Earlier on I said we also need to be aware of what is happening around us in order for us to make informed decisions. Not only is it important for us to be proactive but to begin with the end in sight. What is the course of our actions right now?
Our neighbours, South Africa, are effectively closing out foreign suppliers from their markets with the Buy SA Accord signed sometime last year and their Preferential Procurement Policy which is a constitutional item. Now, our end in sight will ultimately be no Zimbabwean markets and no South African markets for our local products. Sadly, South Africa is our biggest trading partner.
Perhaps I should put the preferential procurement legislation in South Africa into perspective. According to a paper titled "An analysis of the Preferential Procurement Legislation in South Africa," by Phoebe Bolton who is a Professor at Law at Stellenbosch University in South Africa, "Section 217 of the South African constitution makes provision for the use of procurement as a policy tool.
"It allows organs of the state to make use of 'affirmative procurement', 'preferential procurement' or 'targeted procurement' during the award stage of the government procurement process."
The terms "affirmative," "preferential", and "targeted" have been used to bring the regulations more in line with the Broad-Based Black Economic Empowerment Act effectively meaning that without a BEE certificate it becomes difficult to register for a government tender. The paper goes further to say, "Affirmative Procurement is not an infringement to equality . . ."
A June 2010 report in the Business Day titled "MPs urge speed on protectionism" read: "MPs want the International Trade Administration Commission to work faster to implement protectionist tariffs to help vulnerable industries fend off decimation."
While we stay conversant of the cumulative cost of protectionism and the disadvantages of being selective and economically distortive on the economy, the reality is that the South African government supports some industries through trade protection and other forms of industrial policy.
This brings me back to the earlier question, do we need legislation to support our local businesses or do we need just the will- power embedded in our national pride and the realisation of the ultimate consequences of our action or inaction thereof. Food for thought. When we buy foreign, we effectively export our hard-earned US dollar. The country is operating a budget of US$3,4 billion because of a number of reasons and the export of the US dollar when we buy foreign is chief among.
A substantial amount of our incomes are either circulating in the informal market where foreign products are being sold in huge volume or when companies willfully export the US dollar when they purchase supplies which could otherwise be bought in the country. On a lighter note, after three weeks of intense theoretical and practical training and mentorship, the 2012 crop of My Own Boss contestants have been nurtured into the "champions" they aspire to be and are ready to take Buy Zimbabwe from the boardroom to the streets.
Tonight the 14 contestants that will be making it into the broadcast phase will be announced. Those who have been following this column and the My Own Boss column in H-Metro will know that the contestants have been interacting with some of the country's leading businesspeople during what we called the "Champions Nights".

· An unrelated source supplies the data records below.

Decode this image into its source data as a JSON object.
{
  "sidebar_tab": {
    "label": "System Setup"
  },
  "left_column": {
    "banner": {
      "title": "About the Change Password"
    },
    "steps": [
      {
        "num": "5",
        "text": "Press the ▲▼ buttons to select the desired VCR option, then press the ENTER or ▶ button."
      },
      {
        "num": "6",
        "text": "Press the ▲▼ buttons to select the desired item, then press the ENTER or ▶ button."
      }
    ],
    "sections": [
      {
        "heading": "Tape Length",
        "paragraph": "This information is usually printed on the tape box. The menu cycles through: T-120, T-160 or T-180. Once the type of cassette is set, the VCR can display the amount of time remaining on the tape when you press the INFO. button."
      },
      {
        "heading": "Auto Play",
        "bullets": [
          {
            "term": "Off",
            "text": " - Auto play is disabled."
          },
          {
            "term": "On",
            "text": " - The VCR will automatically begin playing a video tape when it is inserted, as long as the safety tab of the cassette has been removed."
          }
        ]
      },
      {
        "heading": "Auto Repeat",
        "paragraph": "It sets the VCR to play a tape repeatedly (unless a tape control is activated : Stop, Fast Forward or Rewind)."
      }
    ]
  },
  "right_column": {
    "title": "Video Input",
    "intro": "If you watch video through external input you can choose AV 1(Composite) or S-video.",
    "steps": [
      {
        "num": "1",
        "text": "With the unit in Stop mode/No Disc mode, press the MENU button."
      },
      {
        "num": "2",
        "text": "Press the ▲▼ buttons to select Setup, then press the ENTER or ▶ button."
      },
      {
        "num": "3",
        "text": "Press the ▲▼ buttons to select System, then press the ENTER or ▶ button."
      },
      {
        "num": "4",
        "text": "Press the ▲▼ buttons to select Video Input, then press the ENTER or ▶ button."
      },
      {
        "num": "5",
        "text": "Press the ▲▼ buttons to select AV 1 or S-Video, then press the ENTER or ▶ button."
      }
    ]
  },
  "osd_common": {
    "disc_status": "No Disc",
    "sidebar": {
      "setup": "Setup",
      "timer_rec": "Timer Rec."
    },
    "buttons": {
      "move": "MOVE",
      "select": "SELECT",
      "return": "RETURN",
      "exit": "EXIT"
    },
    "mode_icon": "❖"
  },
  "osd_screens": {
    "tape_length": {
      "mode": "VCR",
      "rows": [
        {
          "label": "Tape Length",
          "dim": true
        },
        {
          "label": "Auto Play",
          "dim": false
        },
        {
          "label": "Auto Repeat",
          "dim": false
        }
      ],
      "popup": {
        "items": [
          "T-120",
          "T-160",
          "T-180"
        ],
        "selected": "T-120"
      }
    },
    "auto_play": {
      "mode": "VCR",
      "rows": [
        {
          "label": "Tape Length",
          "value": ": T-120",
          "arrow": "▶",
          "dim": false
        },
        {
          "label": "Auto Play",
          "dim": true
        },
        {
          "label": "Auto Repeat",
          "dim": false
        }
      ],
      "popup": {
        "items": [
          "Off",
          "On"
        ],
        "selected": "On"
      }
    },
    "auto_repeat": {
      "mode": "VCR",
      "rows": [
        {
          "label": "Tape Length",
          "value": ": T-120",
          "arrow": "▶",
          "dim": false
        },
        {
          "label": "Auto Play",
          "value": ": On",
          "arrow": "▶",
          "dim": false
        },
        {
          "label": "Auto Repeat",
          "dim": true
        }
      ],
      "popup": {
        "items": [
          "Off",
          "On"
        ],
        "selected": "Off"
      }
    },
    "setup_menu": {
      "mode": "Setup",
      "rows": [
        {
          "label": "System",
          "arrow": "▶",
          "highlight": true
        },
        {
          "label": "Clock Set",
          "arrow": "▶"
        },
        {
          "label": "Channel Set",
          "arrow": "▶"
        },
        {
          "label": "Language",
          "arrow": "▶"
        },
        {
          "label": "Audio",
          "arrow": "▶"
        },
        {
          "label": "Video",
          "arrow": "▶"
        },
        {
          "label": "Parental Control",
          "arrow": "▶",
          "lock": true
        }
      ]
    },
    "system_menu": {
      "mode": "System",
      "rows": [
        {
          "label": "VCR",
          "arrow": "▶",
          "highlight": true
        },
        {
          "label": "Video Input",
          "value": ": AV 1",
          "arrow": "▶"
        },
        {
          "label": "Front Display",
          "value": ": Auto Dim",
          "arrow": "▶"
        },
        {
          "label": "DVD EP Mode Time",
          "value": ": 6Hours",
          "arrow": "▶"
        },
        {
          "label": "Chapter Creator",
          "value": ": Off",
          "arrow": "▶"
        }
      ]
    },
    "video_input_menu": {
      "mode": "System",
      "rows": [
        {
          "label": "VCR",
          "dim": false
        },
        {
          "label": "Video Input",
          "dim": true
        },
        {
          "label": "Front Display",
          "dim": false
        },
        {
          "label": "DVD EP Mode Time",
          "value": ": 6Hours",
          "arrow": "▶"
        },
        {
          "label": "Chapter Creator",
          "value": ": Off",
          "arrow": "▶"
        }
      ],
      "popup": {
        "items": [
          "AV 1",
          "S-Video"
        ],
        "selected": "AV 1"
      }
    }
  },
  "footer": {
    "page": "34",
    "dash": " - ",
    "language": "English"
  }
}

Philip Chiyangwa (serial entrepreneur), Devine Ndhlukula (founder and managing director of Securico), Engineer Dawson Mareya (managing director, Willowvale Mazda Motor Industries), Nigel Chanakira (founder of Kingdom Bank) and Oswell Binha (president, Zimbabwe National Chamber of Commerce and Sadc Chamber of Commerce and Industry) are some of the big names that took out time from their busy schedules to mentor the crop of contestants in My Own Boss 2012 -- Buy Zimbabwe edition.
The show, which will be screened on ZBC TV, Africa Unite and DStv's local bouquet is set to captivate not only reality TV fanatics but most importantly scholars of the school of entrepreneurship with its cut-throat, innovative and sometimes energy-sapping tasks.
The reality show seeks to groom upcoming entrepreneurs who wish to build a legacy of wealth and job creation.
The writer is the Media and Communications Executive for Buy Zimbabwe Campaign.